I received a postcard in the mail today from Americorp asking that VISTA Alumni reply by going online and registering. VISTA was established in 1965 and is short for Volunteers in Service to America. I talked a little about it earlier. What caught my eye was the statement that it didn’t matter whether you served in 1965 or presently, they wanted us to register.
It was then I realized that I was a volunteer in 1965 and we were among the first 500 volunteers to be trained. We trained at Mt. Angel College in Mt. Angel, Oregon and lived in a migrant camp for three weeks.
I got to be good friends with a couple families and went out and worked in the fields with them and ate dinner at their one room cabin. I was there to give and they gave to me. The cabins had tin roofs and were very hot. They cooked the tortillas on a wood stove and the heat was terrible. We all ate together and laughed and talked as if we’d known each other for years.

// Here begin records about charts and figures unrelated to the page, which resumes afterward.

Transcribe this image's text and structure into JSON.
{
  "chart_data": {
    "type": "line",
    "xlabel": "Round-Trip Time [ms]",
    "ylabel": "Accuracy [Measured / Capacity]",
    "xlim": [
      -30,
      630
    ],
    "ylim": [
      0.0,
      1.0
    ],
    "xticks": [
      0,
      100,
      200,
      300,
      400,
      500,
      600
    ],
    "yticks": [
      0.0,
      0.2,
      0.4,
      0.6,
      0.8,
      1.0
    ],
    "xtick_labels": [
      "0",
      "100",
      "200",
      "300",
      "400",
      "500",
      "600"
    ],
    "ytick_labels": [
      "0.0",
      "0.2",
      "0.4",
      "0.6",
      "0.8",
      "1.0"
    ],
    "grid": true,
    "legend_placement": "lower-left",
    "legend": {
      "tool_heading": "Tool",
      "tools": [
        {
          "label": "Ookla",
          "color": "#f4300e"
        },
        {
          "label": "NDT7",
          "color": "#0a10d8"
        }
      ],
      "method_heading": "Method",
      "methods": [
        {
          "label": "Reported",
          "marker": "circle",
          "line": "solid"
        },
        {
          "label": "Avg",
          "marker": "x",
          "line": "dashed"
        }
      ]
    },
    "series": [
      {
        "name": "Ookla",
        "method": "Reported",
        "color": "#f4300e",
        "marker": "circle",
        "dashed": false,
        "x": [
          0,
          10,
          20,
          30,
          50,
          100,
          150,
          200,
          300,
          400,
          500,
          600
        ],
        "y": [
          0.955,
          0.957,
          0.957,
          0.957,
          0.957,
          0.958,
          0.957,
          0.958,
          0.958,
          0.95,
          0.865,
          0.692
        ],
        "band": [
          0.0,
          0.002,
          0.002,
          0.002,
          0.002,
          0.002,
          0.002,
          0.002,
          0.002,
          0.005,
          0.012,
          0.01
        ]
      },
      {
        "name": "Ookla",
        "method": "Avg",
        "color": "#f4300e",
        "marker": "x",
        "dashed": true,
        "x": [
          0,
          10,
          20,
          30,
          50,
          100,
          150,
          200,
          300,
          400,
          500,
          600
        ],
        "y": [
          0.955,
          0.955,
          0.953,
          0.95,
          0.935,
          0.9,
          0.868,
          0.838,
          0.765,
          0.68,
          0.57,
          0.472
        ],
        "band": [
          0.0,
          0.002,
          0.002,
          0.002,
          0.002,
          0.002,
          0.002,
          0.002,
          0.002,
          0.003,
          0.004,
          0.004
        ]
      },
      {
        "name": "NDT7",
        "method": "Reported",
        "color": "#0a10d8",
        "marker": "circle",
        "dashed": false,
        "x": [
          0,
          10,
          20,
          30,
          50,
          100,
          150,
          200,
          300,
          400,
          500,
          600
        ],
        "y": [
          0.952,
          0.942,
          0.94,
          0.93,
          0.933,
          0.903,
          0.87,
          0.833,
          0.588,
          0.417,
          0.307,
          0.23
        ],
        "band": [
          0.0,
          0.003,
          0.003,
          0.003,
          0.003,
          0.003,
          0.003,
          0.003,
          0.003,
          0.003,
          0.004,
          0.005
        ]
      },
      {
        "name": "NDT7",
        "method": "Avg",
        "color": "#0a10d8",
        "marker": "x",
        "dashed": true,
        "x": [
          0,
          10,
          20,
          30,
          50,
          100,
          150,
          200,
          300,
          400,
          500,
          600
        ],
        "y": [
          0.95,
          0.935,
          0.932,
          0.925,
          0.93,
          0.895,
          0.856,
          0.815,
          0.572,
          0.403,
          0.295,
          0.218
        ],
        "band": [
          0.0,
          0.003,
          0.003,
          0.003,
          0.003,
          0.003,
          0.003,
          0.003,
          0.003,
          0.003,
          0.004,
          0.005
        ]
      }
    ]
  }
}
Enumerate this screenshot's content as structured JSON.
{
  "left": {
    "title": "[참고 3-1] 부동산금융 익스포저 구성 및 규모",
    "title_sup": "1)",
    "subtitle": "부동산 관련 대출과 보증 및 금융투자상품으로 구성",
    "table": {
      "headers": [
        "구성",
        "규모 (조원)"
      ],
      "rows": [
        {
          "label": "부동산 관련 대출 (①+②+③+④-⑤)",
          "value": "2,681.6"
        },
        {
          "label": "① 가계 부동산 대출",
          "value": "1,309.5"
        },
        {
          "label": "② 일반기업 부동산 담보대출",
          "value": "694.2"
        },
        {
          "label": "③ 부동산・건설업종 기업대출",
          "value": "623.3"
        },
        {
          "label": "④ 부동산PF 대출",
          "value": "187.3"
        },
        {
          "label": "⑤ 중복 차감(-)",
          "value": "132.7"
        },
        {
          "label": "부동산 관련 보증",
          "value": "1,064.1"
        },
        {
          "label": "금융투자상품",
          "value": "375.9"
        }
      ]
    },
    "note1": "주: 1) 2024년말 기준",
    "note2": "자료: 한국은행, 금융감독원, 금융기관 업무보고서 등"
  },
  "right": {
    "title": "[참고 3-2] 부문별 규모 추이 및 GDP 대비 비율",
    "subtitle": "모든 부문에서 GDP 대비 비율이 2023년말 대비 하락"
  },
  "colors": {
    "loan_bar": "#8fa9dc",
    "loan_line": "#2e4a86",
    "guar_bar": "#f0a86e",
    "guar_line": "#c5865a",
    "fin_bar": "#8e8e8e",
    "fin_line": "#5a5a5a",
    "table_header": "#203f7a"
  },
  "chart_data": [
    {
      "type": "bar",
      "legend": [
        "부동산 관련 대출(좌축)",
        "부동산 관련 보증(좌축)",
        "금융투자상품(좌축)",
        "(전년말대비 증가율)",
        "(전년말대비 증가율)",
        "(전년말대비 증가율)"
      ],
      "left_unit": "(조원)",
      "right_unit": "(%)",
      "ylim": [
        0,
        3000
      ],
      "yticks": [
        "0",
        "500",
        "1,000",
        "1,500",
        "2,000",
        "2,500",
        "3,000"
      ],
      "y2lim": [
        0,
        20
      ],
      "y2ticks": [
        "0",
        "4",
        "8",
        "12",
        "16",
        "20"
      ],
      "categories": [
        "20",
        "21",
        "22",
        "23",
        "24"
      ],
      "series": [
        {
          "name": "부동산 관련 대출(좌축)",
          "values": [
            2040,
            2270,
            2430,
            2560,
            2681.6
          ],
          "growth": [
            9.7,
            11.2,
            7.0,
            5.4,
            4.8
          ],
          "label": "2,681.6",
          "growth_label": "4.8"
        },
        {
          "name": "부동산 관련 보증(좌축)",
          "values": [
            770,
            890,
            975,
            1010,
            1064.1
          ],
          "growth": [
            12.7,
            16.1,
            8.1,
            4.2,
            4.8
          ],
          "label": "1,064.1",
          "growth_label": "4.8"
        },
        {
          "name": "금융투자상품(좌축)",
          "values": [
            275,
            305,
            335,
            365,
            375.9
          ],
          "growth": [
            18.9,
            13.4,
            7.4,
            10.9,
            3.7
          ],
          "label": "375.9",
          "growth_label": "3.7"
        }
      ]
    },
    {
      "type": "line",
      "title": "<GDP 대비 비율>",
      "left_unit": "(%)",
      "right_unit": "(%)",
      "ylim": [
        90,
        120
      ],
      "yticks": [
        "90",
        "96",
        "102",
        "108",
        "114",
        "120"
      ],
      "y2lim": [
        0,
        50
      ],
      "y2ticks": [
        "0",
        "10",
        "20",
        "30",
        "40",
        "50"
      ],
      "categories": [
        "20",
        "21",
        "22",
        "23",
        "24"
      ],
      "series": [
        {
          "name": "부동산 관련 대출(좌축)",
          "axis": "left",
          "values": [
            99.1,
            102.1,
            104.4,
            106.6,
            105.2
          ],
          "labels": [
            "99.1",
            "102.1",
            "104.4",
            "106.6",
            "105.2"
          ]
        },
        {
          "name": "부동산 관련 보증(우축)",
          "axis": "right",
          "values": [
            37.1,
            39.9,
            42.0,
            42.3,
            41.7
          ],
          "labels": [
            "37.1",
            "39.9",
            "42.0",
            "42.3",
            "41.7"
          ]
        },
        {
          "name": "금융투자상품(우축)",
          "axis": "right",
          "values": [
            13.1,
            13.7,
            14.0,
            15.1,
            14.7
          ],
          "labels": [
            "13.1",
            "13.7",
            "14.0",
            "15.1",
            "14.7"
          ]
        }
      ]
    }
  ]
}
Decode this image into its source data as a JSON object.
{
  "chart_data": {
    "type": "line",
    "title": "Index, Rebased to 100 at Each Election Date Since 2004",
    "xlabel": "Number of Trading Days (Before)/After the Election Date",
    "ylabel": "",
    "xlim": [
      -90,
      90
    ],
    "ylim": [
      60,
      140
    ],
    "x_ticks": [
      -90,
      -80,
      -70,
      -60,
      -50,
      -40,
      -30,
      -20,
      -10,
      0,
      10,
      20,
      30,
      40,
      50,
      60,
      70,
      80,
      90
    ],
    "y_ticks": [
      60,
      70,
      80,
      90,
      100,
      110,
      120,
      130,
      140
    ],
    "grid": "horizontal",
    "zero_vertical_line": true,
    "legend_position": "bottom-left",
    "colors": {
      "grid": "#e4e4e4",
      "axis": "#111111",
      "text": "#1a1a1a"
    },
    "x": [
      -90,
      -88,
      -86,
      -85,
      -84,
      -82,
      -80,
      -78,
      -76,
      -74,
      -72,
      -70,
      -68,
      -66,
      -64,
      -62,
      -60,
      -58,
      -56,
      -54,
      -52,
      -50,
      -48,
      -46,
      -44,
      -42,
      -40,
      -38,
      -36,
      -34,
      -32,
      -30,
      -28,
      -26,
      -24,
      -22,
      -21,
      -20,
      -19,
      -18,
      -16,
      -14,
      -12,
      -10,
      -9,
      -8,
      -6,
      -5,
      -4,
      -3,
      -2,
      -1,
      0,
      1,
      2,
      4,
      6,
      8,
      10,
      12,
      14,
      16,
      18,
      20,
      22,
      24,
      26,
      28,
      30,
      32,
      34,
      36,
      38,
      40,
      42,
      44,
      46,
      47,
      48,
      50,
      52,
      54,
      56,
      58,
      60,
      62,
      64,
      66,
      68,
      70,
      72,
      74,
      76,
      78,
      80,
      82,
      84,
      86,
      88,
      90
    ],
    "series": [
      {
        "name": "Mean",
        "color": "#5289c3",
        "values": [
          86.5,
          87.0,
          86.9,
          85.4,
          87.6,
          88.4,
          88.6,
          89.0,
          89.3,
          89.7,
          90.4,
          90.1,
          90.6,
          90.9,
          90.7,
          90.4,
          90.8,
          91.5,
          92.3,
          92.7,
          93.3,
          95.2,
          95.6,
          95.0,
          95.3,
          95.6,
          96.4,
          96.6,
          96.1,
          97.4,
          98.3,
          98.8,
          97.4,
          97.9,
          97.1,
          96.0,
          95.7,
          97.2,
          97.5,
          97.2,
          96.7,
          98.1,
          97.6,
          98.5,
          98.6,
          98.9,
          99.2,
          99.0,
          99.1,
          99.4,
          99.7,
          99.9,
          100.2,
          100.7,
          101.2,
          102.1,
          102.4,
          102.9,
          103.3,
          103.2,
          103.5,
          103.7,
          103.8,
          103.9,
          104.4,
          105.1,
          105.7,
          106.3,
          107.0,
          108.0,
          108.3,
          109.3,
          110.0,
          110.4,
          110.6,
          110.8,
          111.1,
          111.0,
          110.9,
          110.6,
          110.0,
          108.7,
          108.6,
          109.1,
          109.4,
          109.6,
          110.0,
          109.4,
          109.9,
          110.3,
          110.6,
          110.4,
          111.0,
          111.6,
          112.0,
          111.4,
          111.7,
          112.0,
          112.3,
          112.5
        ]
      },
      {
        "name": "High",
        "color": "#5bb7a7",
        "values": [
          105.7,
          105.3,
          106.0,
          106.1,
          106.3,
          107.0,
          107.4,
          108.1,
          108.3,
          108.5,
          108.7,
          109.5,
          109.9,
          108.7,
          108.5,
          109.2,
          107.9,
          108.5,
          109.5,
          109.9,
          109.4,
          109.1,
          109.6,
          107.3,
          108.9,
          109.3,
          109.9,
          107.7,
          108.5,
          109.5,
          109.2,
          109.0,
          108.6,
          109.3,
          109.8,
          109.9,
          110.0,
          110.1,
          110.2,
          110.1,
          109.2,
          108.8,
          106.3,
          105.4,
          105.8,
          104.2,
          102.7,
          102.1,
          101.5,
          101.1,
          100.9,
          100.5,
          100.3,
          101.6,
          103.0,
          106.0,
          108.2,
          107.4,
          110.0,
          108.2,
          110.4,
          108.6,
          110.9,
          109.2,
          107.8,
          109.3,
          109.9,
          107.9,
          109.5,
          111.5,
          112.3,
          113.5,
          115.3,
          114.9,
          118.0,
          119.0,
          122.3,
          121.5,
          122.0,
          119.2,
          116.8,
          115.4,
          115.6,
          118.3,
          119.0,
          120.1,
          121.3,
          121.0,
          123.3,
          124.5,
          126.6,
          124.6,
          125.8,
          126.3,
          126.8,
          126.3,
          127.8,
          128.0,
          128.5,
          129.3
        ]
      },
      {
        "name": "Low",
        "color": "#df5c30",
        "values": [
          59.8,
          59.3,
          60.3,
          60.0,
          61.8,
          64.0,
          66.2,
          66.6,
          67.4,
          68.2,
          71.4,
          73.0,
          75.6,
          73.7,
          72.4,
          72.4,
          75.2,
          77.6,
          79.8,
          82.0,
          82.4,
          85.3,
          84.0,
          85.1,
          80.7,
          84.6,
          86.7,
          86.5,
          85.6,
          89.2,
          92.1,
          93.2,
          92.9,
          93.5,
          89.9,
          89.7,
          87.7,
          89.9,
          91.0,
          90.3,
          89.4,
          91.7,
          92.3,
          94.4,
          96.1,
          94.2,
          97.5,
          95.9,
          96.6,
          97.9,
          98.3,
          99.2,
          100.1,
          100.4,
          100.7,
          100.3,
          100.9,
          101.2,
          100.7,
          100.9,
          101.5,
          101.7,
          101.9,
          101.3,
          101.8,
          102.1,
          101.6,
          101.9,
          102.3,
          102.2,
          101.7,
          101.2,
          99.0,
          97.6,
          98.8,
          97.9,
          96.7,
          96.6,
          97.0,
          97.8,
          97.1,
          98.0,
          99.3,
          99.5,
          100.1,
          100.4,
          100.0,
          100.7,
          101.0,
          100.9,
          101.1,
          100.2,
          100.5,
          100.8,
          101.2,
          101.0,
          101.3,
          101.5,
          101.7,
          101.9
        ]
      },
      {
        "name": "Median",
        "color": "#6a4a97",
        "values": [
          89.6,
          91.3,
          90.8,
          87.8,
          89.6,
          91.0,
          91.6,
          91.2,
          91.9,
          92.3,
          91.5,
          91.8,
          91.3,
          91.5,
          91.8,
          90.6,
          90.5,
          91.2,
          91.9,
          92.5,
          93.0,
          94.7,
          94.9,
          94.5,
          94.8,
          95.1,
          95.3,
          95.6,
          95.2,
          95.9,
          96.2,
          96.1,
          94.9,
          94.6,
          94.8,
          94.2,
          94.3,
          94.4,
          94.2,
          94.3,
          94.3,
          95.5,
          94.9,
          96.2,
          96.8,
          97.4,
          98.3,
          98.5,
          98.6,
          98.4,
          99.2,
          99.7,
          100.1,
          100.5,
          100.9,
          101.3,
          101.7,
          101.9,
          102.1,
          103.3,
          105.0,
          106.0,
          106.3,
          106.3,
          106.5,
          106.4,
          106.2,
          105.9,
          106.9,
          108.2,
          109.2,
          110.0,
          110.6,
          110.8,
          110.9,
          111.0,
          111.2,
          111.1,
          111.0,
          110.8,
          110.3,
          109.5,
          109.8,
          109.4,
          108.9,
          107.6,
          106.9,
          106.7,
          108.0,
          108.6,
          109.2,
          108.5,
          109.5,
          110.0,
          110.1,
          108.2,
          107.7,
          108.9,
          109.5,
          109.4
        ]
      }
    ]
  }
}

We lived in tents and had a portable radio for the news and music. While we were in the camp, President Johnson came on and told the nation that we’d been attacked in the Gulf of Tonkin and we were going to war in Vietnam. It was a big mistake just like Iraq. I went to San Francisco State after my year working in Michigan and was 1A and was later classified as 4F because of high blood pressure, so never was in danger of being drafted. Anyway, I’d already given service to my country
They always talk about illegal aliens, but this Mexican American family was from Texas and followed the crops until the season ended and then went back to Texas. One family had a 12 year old son and I took him to town one day and he refused to walk through the park because he was afraid. I’m not sure what had happened or what he’d been told, but he didn’t want to walk through the park. I’ve never forgotten that. We walked around instead.
I went out to work with his father, who drove truck. We went out in the morning and worked into the dark of the night loading string beans from the machines into the bed of the truck. The big problem was that the truck listed to one side and the farmer refused to fix it. We expected the truck to break down anytime when we were on the highway. Fortunately, it never happened.
Other VISTA volunteers were working in other migrant camps. I remember visiting one of the other migrant camps and there were 13 people living in one room. The screens were knocked out of the screen doors and the room was filled with flies. The farmer complained about what slobs they were. Evidently he never heard about the study of what rats did when many of them were confined in a small space.
The barns and garages for his cars, horses, and farm equipment were much nicer than the places he gave his workers to live.
I went back to find the migrant camp where I worked a couple years ago, but it wasn’t there.